Nigeria’s cocoa production has dropped from 248,000 metric tonnes (MT) to 190,000MT, forcing investors and farmers to demand huge investment in the sector.
Farmers link the drop in cocoa production to an increase in the number of unreplaced old and worn-out cocoa trees, as well as aging farmers, whose average age is 60 years.
“The average age of a cocoa farmer in Nigeria today is 60 years. For a crop that is highly labour-intensive, 60 years will not give the maximum impact in the industry,” Sayima Rima, president, Cocoa Association of Nigeria (CAN), told BusinessDay.
“Youths are not finding cocoa attractive because of the huge investment needed,” Rima had earlier told BusinessDay.
Cocoa is Nigeria’s flagship export product, occupying up to 25 percent of the total non-oil export value each year.
Long years of disinvestment and the inability of Africa’s most populous country to sustain and improve its production of cocoa over the years have led to a sharp decline in productivity to below 0.350 ton per hectare, when other leading countries such as Ivory Coast produce between two to five tons per hectare of improved variety.

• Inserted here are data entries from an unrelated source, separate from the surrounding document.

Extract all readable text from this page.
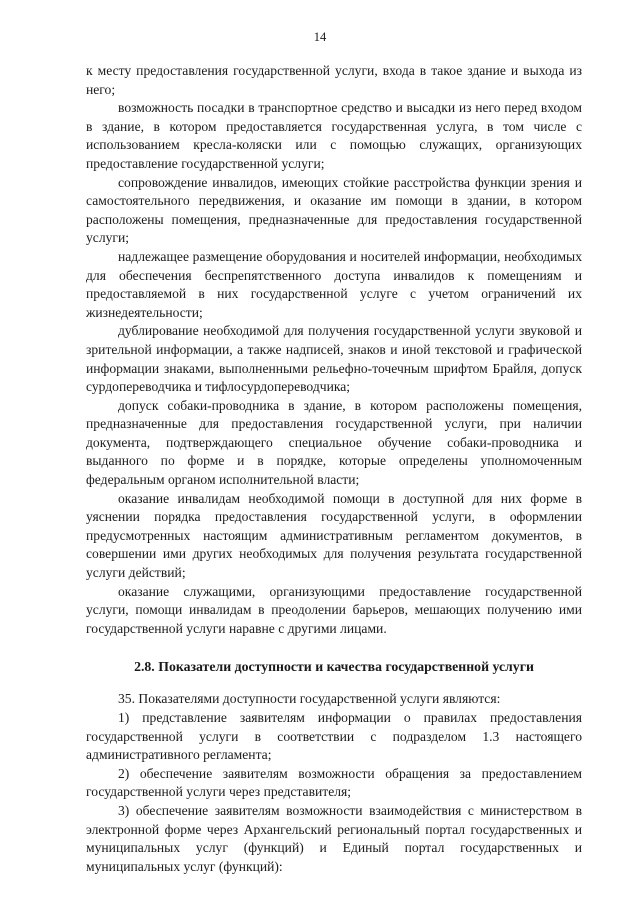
14

к месту предоставления государственной услуги, входа в такое здание и выхода из него;

возможность посадки в транспортное средство и высадки из него перед входом в здание, в котором предоставляется государственная услуга, в том числе с использованием кресла-коляски или с помощью служащих, организующих предоставление государственной услуги;

сопровождение инвалидов, имеющих стойкие расстройства функции зрения и самостоятельного передвижения, и оказание им помощи в здании, в котором расположены помещения, предназначенные для предоставления государственной услуги;

надлежащее размещение оборудования и носителей информации, необходимых для обеспечения беспрепятственного доступа инвалидов к помещениям и предоставляемой в них государственной услуге с учетом ограничений их жизнедеятельности;

дублирование необходимой для получения государственной услуги звуковой и зрительной информации, а также надписей, знаков и иной текстовой и графической информации знаками, выполненными рельефно-точечным шрифтом Брайля, допуск сурдопереводчика и тифлосурдопереводчика;

допуск собаки-проводника в здание, в котором расположены помещения, предназначенные для предоставления государственной услуги, при наличии документа, подтверждающего специальное обучение собаки-проводника и выданного по форме и в порядке, которые определены уполномоченным федеральным органом исполнительной власти;

оказание инвалидам необходимой помощи в доступной для них форме в уяснении порядка предоставления государственной услуги, в оформлении предусмотренных настоящим административным регламентом документов, в совершении ими других необходимых для получения результата государственной услуги действий;

оказание служащими, организующими предоставление государственной услуги, помощи инвалидам в преодолении барьеров, мешающих получению ими государственной услуги наравне с другими лицами.

2.8. Показатели доступности и качества государственной услуги

35. Показателями доступности государственной услуги являются:

1) представление заявителям информации о правилах предоставления государственной услуги в соответствии с подразделом 1.3 настоящего административного регламента;

2) обеспечение заявителям возможности обращения за предоставлением государственной услуги через представителя;

3) обеспечение заявителям возможности взаимодействия с министерством в электронной форме через Архангельский региональный портал государственных и муниципальных услуг (функций) и Единый портал государственных и муниципальных услуг (функций):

Industry players say there will likely be a ten to 15 percent decline in production capacity by the end of 2017 when the numbers for the year are released.

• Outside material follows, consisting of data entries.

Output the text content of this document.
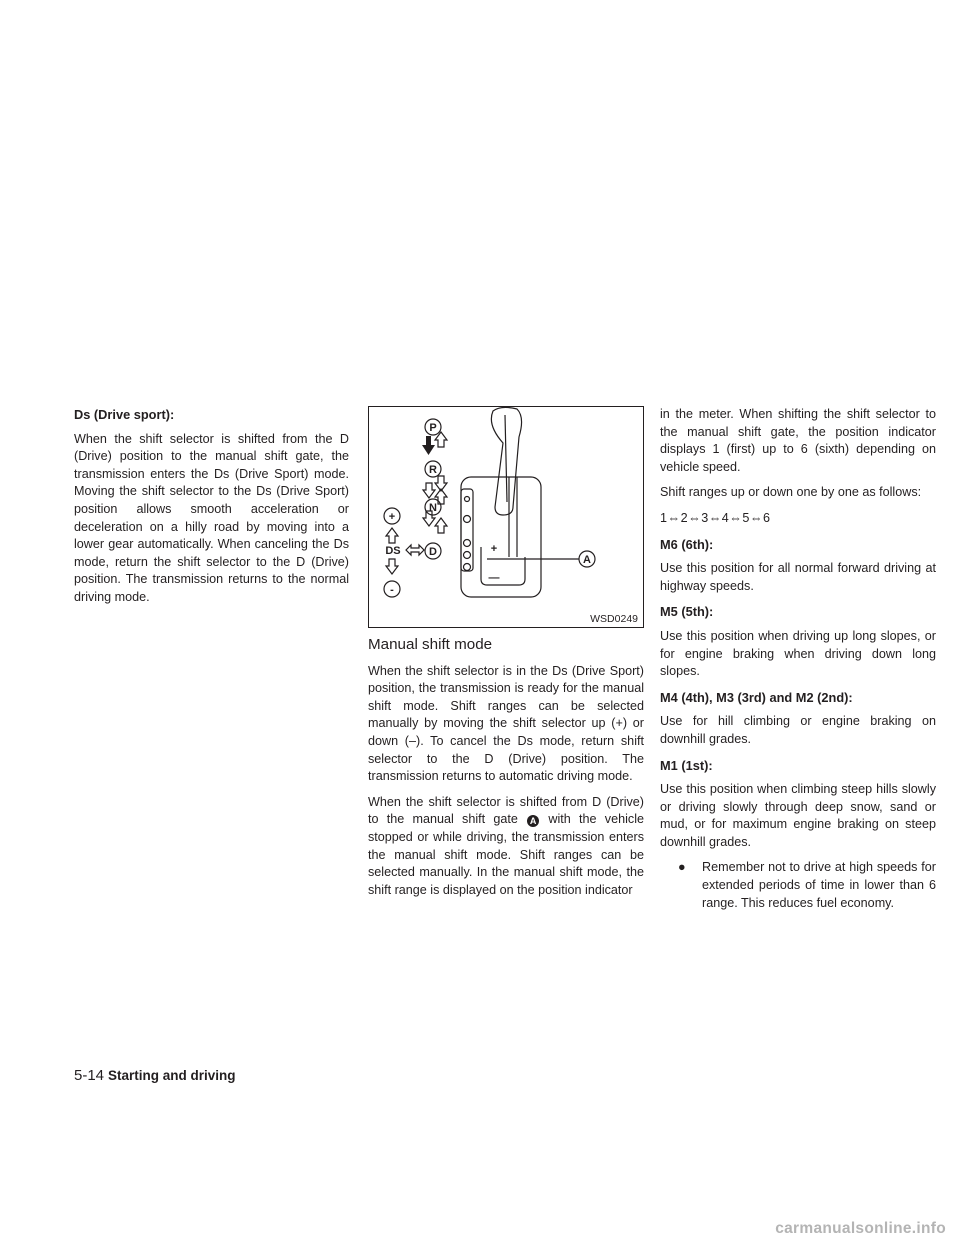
Ds (Drive sport):

When the shift selector is shifted from the D (Drive) position to the manual shift gate, the transmission enters the Ds (Drive Sport) mode. Moving the shift selector to the Ds (Drive Sport) position allows smooth acceleration or deceleration on a hilly road by moving into a lower gear automatically. When canceling the Ds mode, return the shift selector to the D (Drive) position. The transmission returns to the normal driving mode.

P
R
N
D
+
-
A
DS	+
—
WSD0249
Manual shift mode

When the shift selector is in the Ds (Drive Sport) position, the transmission is ready for the manual shift mode. Shift ranges can be selected manually by moving the shift selector up (+) or down (–). To cancel the Ds mode, return shift selector to the D (Drive) position. The transmission returns to automatic driving mode.

When the shift selector is shifted from D (Drive) to the manual shift gate A with the vehicle stopped or while driving, the transmission enters the manual shift mode. Shift ranges can be selected manually. In the manual shift mode, the shift range is displayed on the position indicator

in the meter. When shifting the shift selector to the manual shift gate, the position indicator displays 1 (first) up to 6 (sixth) depending on vehicle speed.

Shift ranges up or down one by one as follows:

1⇔2⇔3⇔4⇔5⇔6

M6 (6th):

Use this position for all normal forward driving at highway speeds.

M5 (5th):

Use this position when driving up long slopes, or for engine braking when driving down long slopes.

M4 (4th), M3 (3rd) and M2 (2nd):

Use for hill climbing or engine braking on downhill grades.

M1 (1st):

Use this position when climbing steep hills slowly or driving slowly through deep snow, sand or mud, or for maximum engine braking on steep downhill grades.

●	Remember not to drive at high speeds for extended periods of time in lower than 6 range. This reduces fuel economy.
5-14 Starting and driving
carmanualsonline.info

“Cocoa production has been declining for some time now, but the current rate is very high, as a result of cumulative effects. The government needs to provide funds and attract young people into cocoa farming,” said Akin Olusuyi, chairman, Cocoa Processors Association of Nigeria (COPAN).
According to industry sources, the country currently produces less than 500kg of dry bean per hectare which is very low when compared to other cocoa producing countries.
Nigeria has two cocoa harvests which includes the smaller midcrop from April to June, and the main crop from October to December. The midcrop normally accounts for about 30 percent of Nigeria’s cocoa output, while the main crop accounts for the remaining percentage.
Akin Laoye, executive director, FTN Cocoa Processors PLC said “As a country we are no longer getting the full benefits of growing cocoa because productivity is low and no new investments are coming into the industry.
“There is need for new varieties that have a short gestation period of two years, to boost productivity and attract our youths,” Laoye said.
Similarly, high input costs, poor weather, foreign exchange scarcity, and financial crisis remain gridlocks to the cocoa industry.
“There are no new investments taking place in the industry and climate change is changing the weather conditions,” said Olusuyi, who was earlier quoted.
Another challenge facing the sector is the crisis rocking the 65,000 capacity Multritrex Integrated, the country’s largest cocoa processor.
Multritrex was shut down by the Asset Management Corporation of Nigeria (AMNCON) over a N5 billion debt.
The company’s officials told BusinessDay that though the firm had been handed over to a new receivership, production was at the peripheral level.
“Since AMCON took over Multitrex Foods, nothing meaningful has been achieved. The best option is to work out a plan so that the business can continue,” Olusuyi said.
AfricanFarmer Mogaji, CEO, X-Ray Consulting Limited said there is a need to make the right investments along the cocoa value chain.
Mogaji said despite Nigeria’s huge supply-demand gap, there is an opportunity in the nylon industry which is yet to be tapped.
“The nylon is used in the sector to raise cocoa seedlings in the nursery before they are transplanted,” AfricanFarmer said.